The real-time data computing of millions of travelers domestically or internationally can be performed by the machines, seamlessly, efficiently, quickly, securely and scalably. provided that the data these machines are accessing is in a standard format.
This can happen if the data is produced by all the generators around the world in a standard format and shared equivocally among the stakeholders.
This is where we are stuck, because this is a huge challenge for the heterogeneous world to produce homogenous data and a point of fear for many where trust among the nations is superficial, every nation has to protect its citizens, sharing information data about the citizens' increases vulnerability, making that data easily understandable by all makes it even more susceptible to misuse. The risks are extremely high as we think of every human being as a potential terrorist.

Technology like blockchain can make the data transparent, available, accessible, undisputable, but the very fact that what it does is scary because we humans are not used to such transparency.  We are in the denial of acceptance that what we hoped for is now possible. Trust is like a very very thin silk thread that can snap and by our own very nature, we humans are mean and excellent in taking advantage of others for our own selfish gains in the name of the survival of the fittest. Morality and ethics for humans are more complex and machines are very simple. Machines are built on ideal logic and reason and when we study criminal psychology humans defy all ideologies, logics and reasons under self-created derogatory circumstances. 
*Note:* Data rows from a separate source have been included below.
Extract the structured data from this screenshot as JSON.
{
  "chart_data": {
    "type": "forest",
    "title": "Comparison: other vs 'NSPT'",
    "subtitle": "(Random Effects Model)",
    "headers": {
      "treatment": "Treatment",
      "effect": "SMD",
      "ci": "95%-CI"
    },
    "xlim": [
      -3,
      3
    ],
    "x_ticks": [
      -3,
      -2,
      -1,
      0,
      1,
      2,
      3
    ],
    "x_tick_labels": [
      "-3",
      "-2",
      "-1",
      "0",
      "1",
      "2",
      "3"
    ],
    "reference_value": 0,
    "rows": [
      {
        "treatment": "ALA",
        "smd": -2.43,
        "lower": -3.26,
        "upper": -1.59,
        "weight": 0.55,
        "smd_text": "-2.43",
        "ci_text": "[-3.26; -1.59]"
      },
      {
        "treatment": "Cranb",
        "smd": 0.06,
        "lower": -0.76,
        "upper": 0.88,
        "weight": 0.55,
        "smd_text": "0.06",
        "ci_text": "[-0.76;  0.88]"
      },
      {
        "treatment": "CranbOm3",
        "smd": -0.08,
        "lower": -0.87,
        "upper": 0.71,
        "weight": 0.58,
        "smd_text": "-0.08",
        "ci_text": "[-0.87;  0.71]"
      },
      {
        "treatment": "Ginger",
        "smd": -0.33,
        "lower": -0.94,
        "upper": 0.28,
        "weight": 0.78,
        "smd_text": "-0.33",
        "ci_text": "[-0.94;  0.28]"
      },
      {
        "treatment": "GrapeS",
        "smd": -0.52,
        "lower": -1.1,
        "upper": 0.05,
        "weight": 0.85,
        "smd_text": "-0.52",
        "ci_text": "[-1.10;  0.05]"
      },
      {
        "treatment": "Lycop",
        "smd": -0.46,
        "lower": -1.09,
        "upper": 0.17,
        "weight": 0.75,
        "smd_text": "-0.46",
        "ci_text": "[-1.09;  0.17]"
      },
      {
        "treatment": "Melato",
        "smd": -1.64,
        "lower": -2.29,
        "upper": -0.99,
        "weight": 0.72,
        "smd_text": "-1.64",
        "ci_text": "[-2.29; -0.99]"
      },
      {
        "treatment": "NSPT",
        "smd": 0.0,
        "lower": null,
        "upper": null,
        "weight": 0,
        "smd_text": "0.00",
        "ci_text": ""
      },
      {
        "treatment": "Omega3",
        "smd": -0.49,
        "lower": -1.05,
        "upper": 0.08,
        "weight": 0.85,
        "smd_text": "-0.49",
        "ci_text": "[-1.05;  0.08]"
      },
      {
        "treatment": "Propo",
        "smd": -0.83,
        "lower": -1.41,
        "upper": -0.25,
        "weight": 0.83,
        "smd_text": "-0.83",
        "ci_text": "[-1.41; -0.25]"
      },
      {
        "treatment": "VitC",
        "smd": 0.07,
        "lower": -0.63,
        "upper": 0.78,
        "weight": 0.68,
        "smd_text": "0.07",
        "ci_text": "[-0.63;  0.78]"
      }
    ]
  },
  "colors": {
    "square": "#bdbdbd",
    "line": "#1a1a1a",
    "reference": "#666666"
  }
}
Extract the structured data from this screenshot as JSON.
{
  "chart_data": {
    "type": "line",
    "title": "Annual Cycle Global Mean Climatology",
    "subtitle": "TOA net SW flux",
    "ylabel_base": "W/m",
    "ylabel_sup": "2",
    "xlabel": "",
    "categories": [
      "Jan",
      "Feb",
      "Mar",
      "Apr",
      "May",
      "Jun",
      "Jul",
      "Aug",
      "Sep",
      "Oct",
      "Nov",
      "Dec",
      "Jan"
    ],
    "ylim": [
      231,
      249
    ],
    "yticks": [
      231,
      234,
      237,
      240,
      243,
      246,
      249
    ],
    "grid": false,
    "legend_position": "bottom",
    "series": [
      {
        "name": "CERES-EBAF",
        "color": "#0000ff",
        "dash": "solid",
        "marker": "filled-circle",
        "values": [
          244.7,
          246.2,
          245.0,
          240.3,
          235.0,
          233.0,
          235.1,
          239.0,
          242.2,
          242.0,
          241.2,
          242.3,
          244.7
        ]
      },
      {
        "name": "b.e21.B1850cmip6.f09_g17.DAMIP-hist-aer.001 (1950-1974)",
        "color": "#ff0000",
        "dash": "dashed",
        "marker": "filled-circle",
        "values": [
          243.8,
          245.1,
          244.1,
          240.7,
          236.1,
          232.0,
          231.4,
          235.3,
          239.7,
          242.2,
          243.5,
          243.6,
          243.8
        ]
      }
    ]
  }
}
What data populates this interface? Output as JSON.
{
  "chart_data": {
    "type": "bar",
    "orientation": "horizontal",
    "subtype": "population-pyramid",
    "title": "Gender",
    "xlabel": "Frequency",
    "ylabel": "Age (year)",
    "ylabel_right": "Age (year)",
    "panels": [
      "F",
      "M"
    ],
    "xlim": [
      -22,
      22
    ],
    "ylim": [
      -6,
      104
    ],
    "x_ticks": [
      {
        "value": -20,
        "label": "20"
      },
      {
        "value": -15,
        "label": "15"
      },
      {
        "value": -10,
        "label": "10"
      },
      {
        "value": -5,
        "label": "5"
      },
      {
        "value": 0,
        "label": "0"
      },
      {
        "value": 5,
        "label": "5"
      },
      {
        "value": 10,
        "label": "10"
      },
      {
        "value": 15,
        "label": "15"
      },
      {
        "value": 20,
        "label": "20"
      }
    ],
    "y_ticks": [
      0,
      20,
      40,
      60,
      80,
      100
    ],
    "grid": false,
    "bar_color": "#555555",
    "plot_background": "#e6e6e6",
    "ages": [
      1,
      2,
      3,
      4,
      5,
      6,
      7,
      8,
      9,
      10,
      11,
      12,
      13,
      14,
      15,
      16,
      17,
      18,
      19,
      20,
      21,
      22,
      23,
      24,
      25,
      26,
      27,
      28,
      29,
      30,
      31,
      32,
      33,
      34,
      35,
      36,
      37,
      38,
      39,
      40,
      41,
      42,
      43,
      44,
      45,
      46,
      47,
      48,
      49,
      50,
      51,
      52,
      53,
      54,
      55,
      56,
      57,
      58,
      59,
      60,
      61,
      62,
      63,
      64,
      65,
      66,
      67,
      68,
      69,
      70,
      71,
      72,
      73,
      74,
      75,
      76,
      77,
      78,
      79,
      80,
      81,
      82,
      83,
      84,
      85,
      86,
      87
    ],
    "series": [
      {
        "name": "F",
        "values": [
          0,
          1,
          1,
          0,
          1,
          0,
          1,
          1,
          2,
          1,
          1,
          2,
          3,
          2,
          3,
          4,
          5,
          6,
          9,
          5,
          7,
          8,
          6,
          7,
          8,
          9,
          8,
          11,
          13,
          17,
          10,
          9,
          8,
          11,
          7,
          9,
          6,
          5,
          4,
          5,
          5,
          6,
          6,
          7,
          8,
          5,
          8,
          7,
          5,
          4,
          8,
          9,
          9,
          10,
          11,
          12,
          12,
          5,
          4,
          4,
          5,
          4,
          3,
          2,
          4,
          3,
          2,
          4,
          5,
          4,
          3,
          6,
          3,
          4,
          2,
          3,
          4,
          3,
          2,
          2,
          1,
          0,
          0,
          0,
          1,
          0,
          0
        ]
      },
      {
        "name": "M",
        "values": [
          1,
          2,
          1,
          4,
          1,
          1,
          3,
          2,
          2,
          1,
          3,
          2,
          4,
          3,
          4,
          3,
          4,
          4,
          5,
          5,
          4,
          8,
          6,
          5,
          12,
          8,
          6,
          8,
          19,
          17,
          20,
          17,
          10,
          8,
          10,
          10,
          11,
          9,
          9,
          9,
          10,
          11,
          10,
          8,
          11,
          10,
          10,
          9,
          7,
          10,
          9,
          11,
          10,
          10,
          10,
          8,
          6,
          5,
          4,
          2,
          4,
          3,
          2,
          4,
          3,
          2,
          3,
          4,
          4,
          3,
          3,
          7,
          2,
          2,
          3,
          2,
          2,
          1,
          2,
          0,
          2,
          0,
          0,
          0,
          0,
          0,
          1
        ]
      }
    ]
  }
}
The artificial intelligence of machines can be trained to think and behave like homo sapiens sapiens, soon we will see the machines to be as biased as modern humans, as cunning as them, as untransparent as them and as hypocritical as them. and soon then they will perform selective data standardization and data sharing and then we will see the acceptance and widespread use of biometrics in the global travel and tourism consumption process.
Convenience will still be the numerator and security will still be the denominator and we would not need any formal document to travel just like the good old times.